A frente da pasta, Freire vinculou o EJA, projeto de educação de jovens e adultos, à secretaria da educação. A preocupação do professor era com uma educação emancipadora, libertadora e de consciência crítica.

"Suas obras são reproduzidas em várias línguas, é uma referência internacional no campo da educação, da pedagogia e do pensamento filosófico. Ele propõe você pensar em uma estratégia de ação, junto com os movimentos sociais, em que você respeite a diversidade de saberes e conhecimentos", diz.

Os ensinamentos de Paulo Freire reverberam ainda hoje nos movimentos populares pelo Brasil e pelo mundo. Um deles é o Movimento dos Trabalhadores Rurais Sem Terra (MST) que tem a educação popular como uma das bases da militância, segundo a coordenadora do setor de educação, Rubneuza Leandro.

"Paulo freire foi um dos grandes sistematizadores da educação popular, é uma concepção de educação em que ele coloca que a libertação do oprimido está com ele. Não é um iluminado que vem para libertá-lo, é no próprio oprimido que está a chave para a libertação e dentro dessa perspectiva de problematizar o que traz a opressão. E nisso, ele traz o elemento de classe: se tem um oprimido, é porque tem um opressor", expõe.

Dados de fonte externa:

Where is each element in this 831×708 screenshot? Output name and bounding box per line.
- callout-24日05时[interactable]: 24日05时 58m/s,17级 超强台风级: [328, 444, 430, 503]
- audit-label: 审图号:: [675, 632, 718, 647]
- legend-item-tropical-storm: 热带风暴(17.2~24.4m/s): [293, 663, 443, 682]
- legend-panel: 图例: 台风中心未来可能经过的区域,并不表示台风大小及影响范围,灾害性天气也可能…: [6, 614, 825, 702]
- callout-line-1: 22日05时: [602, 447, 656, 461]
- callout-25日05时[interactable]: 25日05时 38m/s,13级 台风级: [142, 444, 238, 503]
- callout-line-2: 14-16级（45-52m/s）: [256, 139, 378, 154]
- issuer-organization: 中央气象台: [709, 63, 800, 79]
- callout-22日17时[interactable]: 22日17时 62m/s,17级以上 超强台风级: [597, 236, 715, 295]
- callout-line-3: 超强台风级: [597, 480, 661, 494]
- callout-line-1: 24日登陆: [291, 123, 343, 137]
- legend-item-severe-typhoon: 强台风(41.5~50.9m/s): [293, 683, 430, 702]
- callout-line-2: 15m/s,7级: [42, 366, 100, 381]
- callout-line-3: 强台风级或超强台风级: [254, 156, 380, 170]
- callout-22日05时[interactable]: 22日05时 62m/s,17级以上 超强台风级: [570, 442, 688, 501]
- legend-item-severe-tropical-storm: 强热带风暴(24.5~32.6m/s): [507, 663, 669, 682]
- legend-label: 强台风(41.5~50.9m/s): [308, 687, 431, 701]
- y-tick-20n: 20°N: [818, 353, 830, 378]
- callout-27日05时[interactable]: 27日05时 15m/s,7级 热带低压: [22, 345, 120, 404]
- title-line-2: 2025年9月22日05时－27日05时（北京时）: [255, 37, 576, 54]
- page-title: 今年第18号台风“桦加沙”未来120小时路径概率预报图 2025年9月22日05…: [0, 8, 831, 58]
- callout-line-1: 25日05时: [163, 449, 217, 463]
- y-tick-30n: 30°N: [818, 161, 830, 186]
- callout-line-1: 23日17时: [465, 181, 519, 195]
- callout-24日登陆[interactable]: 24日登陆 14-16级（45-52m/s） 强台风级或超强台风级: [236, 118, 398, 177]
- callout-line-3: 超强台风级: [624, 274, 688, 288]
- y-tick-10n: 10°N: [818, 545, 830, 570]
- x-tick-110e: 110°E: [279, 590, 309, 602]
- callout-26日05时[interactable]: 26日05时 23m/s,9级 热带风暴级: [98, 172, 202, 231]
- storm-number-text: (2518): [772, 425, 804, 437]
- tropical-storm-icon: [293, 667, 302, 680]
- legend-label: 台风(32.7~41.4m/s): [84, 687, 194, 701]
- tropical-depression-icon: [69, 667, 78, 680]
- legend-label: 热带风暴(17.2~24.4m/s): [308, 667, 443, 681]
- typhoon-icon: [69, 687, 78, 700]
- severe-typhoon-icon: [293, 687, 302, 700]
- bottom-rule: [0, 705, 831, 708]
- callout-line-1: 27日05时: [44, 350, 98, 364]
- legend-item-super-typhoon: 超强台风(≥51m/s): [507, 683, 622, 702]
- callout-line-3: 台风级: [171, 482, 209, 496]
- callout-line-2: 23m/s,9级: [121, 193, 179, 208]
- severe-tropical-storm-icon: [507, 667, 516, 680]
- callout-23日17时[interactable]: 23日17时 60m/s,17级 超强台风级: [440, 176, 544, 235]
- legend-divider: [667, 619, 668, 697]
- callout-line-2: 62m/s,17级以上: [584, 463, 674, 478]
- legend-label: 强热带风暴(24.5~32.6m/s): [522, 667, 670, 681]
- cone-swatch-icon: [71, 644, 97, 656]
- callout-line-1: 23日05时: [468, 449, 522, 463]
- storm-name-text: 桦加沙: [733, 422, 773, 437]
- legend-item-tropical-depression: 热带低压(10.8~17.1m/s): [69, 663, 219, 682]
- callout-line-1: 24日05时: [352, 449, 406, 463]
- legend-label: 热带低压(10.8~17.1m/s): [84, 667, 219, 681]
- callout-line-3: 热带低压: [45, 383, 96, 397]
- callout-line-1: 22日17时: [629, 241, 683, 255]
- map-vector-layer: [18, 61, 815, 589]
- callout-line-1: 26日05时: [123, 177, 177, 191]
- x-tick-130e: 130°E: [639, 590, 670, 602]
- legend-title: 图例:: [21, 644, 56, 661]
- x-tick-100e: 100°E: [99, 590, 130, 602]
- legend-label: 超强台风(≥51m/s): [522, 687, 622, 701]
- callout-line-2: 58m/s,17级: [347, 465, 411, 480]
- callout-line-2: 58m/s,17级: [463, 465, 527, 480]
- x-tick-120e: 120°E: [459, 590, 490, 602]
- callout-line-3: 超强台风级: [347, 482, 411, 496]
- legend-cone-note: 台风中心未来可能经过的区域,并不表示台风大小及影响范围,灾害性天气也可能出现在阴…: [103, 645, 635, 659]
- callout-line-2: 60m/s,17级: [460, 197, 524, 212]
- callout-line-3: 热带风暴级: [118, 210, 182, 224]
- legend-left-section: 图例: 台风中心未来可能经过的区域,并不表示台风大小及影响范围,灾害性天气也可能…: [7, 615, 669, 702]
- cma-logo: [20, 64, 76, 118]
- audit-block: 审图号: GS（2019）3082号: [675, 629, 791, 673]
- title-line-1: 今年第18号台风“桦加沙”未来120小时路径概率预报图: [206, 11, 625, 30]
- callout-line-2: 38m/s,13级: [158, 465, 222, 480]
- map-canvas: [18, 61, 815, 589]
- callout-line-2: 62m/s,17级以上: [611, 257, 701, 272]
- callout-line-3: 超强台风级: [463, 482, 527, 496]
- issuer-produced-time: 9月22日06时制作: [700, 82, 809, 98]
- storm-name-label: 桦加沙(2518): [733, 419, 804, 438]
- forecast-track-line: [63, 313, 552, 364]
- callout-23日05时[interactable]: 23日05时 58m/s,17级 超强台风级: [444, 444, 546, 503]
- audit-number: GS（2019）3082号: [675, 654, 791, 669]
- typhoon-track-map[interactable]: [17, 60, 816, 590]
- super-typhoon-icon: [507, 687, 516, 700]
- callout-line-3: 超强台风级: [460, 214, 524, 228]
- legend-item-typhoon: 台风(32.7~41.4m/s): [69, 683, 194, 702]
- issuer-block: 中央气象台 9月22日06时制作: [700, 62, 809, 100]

No Senado, a sugestão legislativa será debatida na Comissão de Direitos Humanos e Legislação Participativa. A relatoria está a cargo da senadora Fátima Bezerra (PT - RN).

Educadores e entidades de todo o país já se movimentam para manter o nome de Paulo Freire como Patrono da Educação Brasileira. O manifesto de defesa, organizado pelo Instituto Paulo Freire, também angariou mais de 20 mil assinaturas na Internet. (Por Rute Pina, no Brasil de Fato).

Educador ficou exilado durante 16 anos, durante a ditadura militar, devido seus métodos inovadores de educação, com foco na transformação. (Foto: Reprodução Brasil de Fato).